Abhilfe gegen schöngefärbte Wikipedia-Artikel

von @ 10:27. abgelegt unter Informationszeitalter, Wikipedia, Medienmanipulation, Bürgerjournalismus

Kennern des politischen und wirtschaftlichen Lebens in Deutschland ist seit langem schon geläufig, dass Artikel in der Wikipedia dank intensiver Pflege durch diejenigen, die der Artikel betrifft, oft nicht mehr als reichlich schön gefärbte Selbstdarstellungen sind. Nachdem vor ein paar Wochen der Wikiscanner erschienen ist, mit dem ein Teil der Manipulationen sichtbar geworden sind, ist es nun auch allgemein bekannt geworden, dass Wikipedia zu großen Teilen aus interessengeleiteten Passagen besteht. Vergessen wurde bisher meist zu erwähnen, dass die durch den Wikiscanner aufgeflogenen tendenziellen Edits wohl nur die Spitze eines Eisbergs sind. Mein Parteibuch ist der Auffassung, dass das nicht zurückverfolgbare Schönschreiben des Wikipedia-Eintrags zu ihrem Arbeitgeber zu den üblichen Aufgaben von Mitarbeitern der Abgeordneten gehört.

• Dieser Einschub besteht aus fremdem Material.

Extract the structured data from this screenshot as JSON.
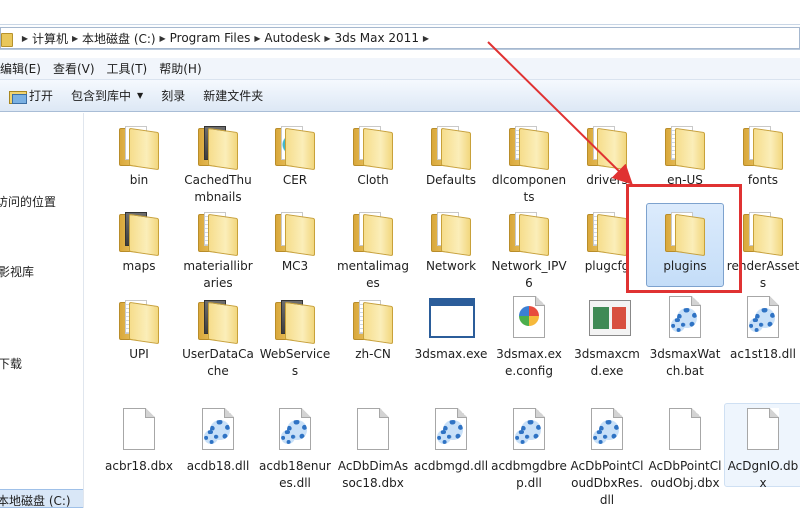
{
  "breadcrumb": [
    "计算机",
    "本地磁盘 (C:)",
    "Program Files",
    "Autodesk",
    "3ds Max 2011"
  ],
  "menu": [
    "编辑(E)",
    "查看(V)",
    "工具(T)",
    "帮助(H)"
  ],
  "toolbar": {
    "open": "打开",
    "include_library": "包含到库中",
    "burn": "刻录",
    "new_folder": "新建文件夹"
  },
  "nav": {
    "recent": "访问的位置",
    "videos": "影视库",
    "downloads": "下载",
    "drive": "本地磁盘 (C:)"
  },
  "files": [
    {
      "name": "bin",
      "kind": "folder",
      "paper": "plain"
    },
    {
      "name": "CachedThumbnails",
      "kind": "folder",
      "paper": "dark"
    },
    {
      "name": "CER",
      "kind": "folder",
      "paper": "blue"
    },
    {
      "name": "Cloth",
      "kind": "folder",
      "paper": "plain"
    },
    {
      "name": "Defaults",
      "kind": "folder",
      "paper": "plain"
    },
    {
      "name": "dlcomponents",
      "kind": "folder",
      "paper": "lines"
    },
    {
      "name": "drivers",
      "kind": "folder",
      "paper": "plain"
    },
    {
      "name": "en-US",
      "kind": "folder",
      "paper": "lines"
    },
    {
      "name": "fonts",
      "kind": "folder",
      "paper": "plain"
    },
    {
      "name": "maps",
      "kind": "folder",
      "paper": "dark"
    },
    {
      "name": "materiallibraries",
      "kind": "folder",
      "paper": "lines"
    },
    {
      "name": "MC3",
      "kind": "folder",
      "paper": "plain"
    },
    {
      "name": "mentalimages",
      "kind": "folder",
      "paper": "plain"
    },
    {
      "name": "Network",
      "kind": "folder",
      "paper": "plain"
    },
    {
      "name": "Network_IPV6",
      "kind": "folder",
      "paper": "plain"
    },
    {
      "name": "plugcfg",
      "kind": "folder",
      "paper": "lines"
    },
    {
      "name": "plugins",
      "kind": "folder",
      "paper": "plain",
      "selected": true
    },
    {
      "name": "renderAssets",
      "kind": "folder",
      "paper": "plain"
    },
    {
      "name": "UPI",
      "kind": "folder",
      "paper": "lines"
    },
    {
      "name": "UserDataCache",
      "kind": "folder",
      "paper": "dark"
    },
    {
      "name": "WebServices",
      "kind": "folder",
      "paper": "dark"
    },
    {
      "name": "zh-CN",
      "kind": "folder",
      "paper": "lines"
    },
    {
      "name": "3dsmax.exe",
      "kind": "window"
    },
    {
      "name": "3dsmax.exe.config",
      "kind": "config"
    },
    {
      "name": "3dsmaxcmd.exe",
      "kind": "cmd"
    },
    {
      "name": "3dsmaxWatch.bat",
      "kind": "gear"
    },
    {
      "name": "ac1st18.dll",
      "kind": "gear"
    },
    {
      "name": "acbr18.dbx",
      "kind": "doc"
    },
    {
      "name": "acdb18.dll",
      "kind": "gear"
    },
    {
      "name": "acdb18enures.dll",
      "kind": "gear"
    },
    {
      "name": "AcDbDimAssoc18.dbx",
      "kind": "doc"
    },
    {
      "name": "acdbmgd.dll",
      "kind": "gear"
    },
    {
      "name": "acdbmgdbrep.dll",
      "kind": "gear"
    },
    {
      "name": "AcDbPointCloudDbxRes.dll",
      "kind": "gear"
    },
    {
      "name": "AcDbPointCloudObj.dbx",
      "kind": "doc"
    },
    {
      "name": "AcDgnIO.dbx",
      "kind": "doc",
      "hover": true
    }
  ],
  "annotation_color": "#e03232"
}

Vor zwei Jahren wurde deshalb mit dem Parteibuch Wiki angefangen, in einem von der Wikipedia unabhängigen Wiki gezielt kritische Betrachtungen von Themen wie Politikern, Wirtschaft, Medien und Rechtswesen zu sammeln. Dabei wurde der in der Wikipedia erhobene Anspruch der Neutralität als eine vom Standpunkt des Betrachters abhängige Illusion aufgegeben und kleinere unabhängige Quellen wie Blogs werden in der Glaubwürdigkeit tendenziell höher bewertet als Massenmedien, die durch kommerziellen oder politischen Druck steuerbar sind.

Wikipedia verfolgt als ideologische Leitlinie das Ziel der Neutralität und hat als inhaltliches Vorbild die Enzyklopädia Britannica. Die Glaubwürdigkeit von Quellen wird dabei oft nach der Größe des Mediums beurteilt. Diese Leitlinien werden in der Wikipedia immer wieder dazu missbraucht, um kritische Betrachtungen aus Artikeln zu entfernen. In Editwars, die darauf manchmal folgen, haben oft diejenigen den längeren Atem, die für sie unangenehme Kritik aus eigennützigen Gründen unterdrücken wollen.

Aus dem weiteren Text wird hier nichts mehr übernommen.